Janvier 2022 : Evacuation d’animaux d’Afghanistan
Le 15 août 2021, les talibans s’emparent de Kaboul, la capitale afghane, ce qui provoque scènes de chaos et de panique. Des milliers d’Afghans, désormais menacés, cherchent à fuir et demandent de l’aide aux ambassades occidentales. Boris Johnson est accusé d’avoir favorisé l’évacuation de 150 chiens et chats, abrités dans le chenil de Pen Farthing, un ancien de la Royal Navy. La commission des Affaires étrangères de Westminster enquête sur le retrait des forces britanniques du pays.

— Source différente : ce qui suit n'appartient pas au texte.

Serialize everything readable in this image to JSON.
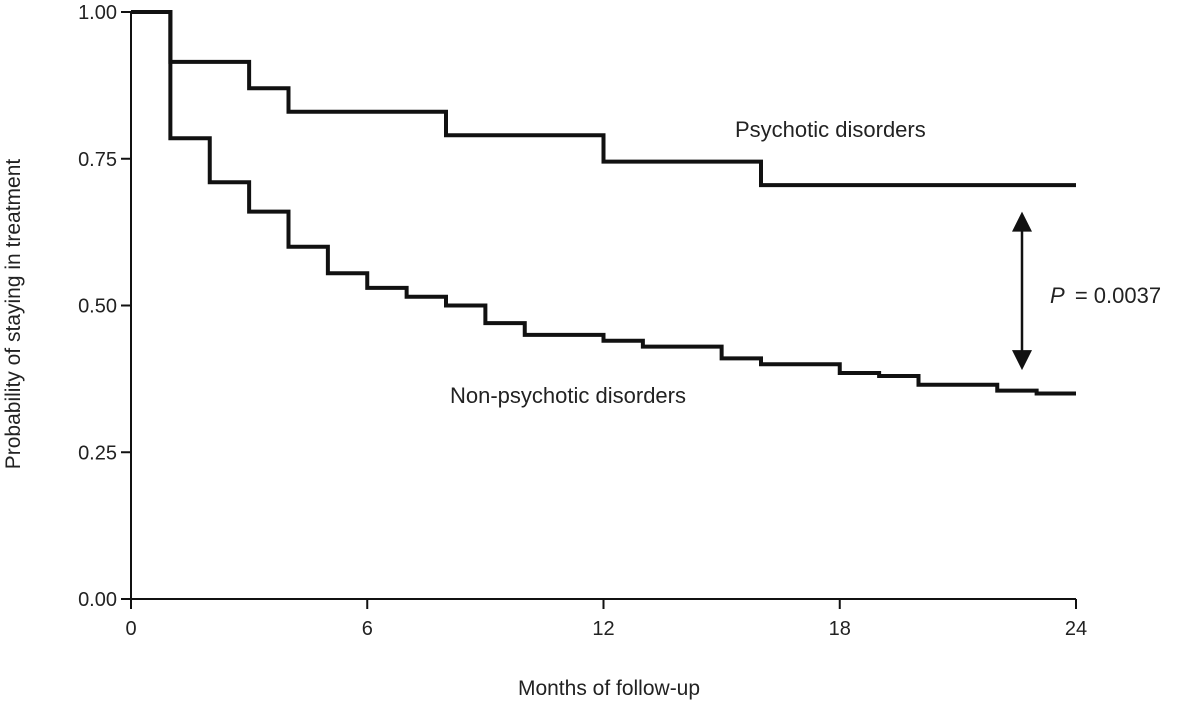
{
  "chart_data": {
    "type": "line",
    "title": "",
    "xlabel": "Months of follow-up",
    "ylabel": "Probability of staying in treatment",
    "xlim": [
      0,
      24
    ],
    "ylim": [
      0,
      1
    ],
    "x_ticks": [
      0,
      6,
      12,
      18,
      24
    ],
    "x_tick_labels": [
      "0",
      "6",
      "12",
      "18",
      "24"
    ],
    "y_ticks": [
      0,
      0.25,
      0.5,
      0.75,
      1
    ],
    "y_tick_labels": [
      "0.00",
      "0.25",
      "0.50",
      "0.75",
      "1.00"
    ],
    "grid": false,
    "step": true,
    "series": [
      {
        "name": "Psychotic disorders",
        "x": [
          0,
          1,
          3,
          4,
          8,
          12,
          16,
          24
        ],
        "y": [
          1.0,
          0.915,
          0.87,
          0.83,
          0.79,
          0.745,
          0.705,
          0.705
        ]
      },
      {
        "name": "Non-psychotic disorders",
        "x": [
          0,
          1,
          2,
          3,
          4,
          5,
          6,
          7,
          8,
          9,
          10,
          12,
          13,
          15,
          16,
          18,
          19,
          20,
          22,
          23,
          24
        ],
        "y": [
          1.0,
          0.785,
          0.71,
          0.66,
          0.6,
          0.555,
          0.53,
          0.515,
          0.5,
          0.47,
          0.45,
          0.44,
          0.43,
          0.41,
          0.4,
          0.385,
          0.38,
          0.365,
          0.355,
          0.35,
          0.35
        ]
      }
    ],
    "annotations": {
      "p_label": "P",
      "p_value": "= 0.0037",
      "arrow_y_range": [
        0.39,
        0.66
      ]
    }
  }
}
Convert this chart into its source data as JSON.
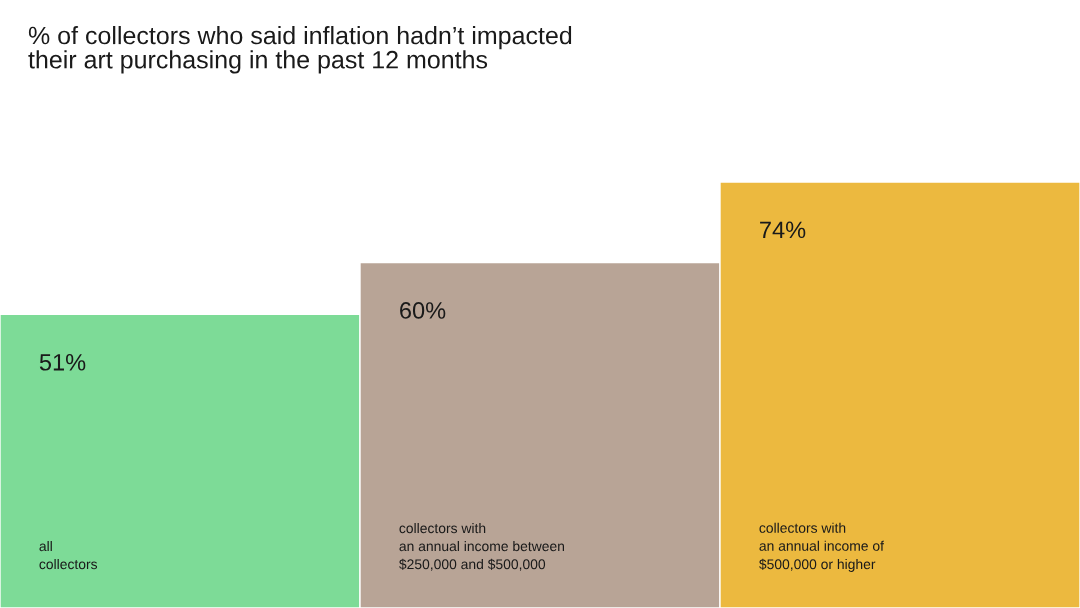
{
  "chart_data": {
    "type": "bar",
    "title": "% of collectors who said inflation hadn’t impacted\ntheir art purchasing in the past 12 months",
    "categories": [
      "all\ncollectors",
      "collectors with\nan annual income between\n$250,000 and $500,000",
      "collectors with\nan annual income of\n$500,000 or higher"
    ],
    "values": [
      51,
      60,
      74
    ],
    "value_labels": [
      "51%",
      "60%",
      "74%"
    ],
    "colors": [
      "#7ddb97",
      "#b8a496",
      "#ecb93f"
    ]
  }
}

29 juin 2022 : Démission de Chris Pincher
Chris Pincher, «whip» chargé de convaincre les députés de respecter la ligne gouvernementale, est accusé par plusieurs médias britanniques d’agressions sexuelles sur deux hommes, dont un député, lors d’une soirée très arrosée au Carlton Club, établissement privé de Londres. Le député conservateur, pourtant accusé d’agressions sexuelles sur plusieurs jeunes hommes depuis deux décennies, a été chargé en février de la discipline au sein du parti. Il a dû quitter ses fonctions début juillet, après ces révélations. Pendant des jours, les membres du gouvernement ont soutenu que Boris Johnson n’était pas au courant de ses agissements, avant que celui-ci admette finalement l’inverse lundi, déclenchant le compte à rebours de sa démission.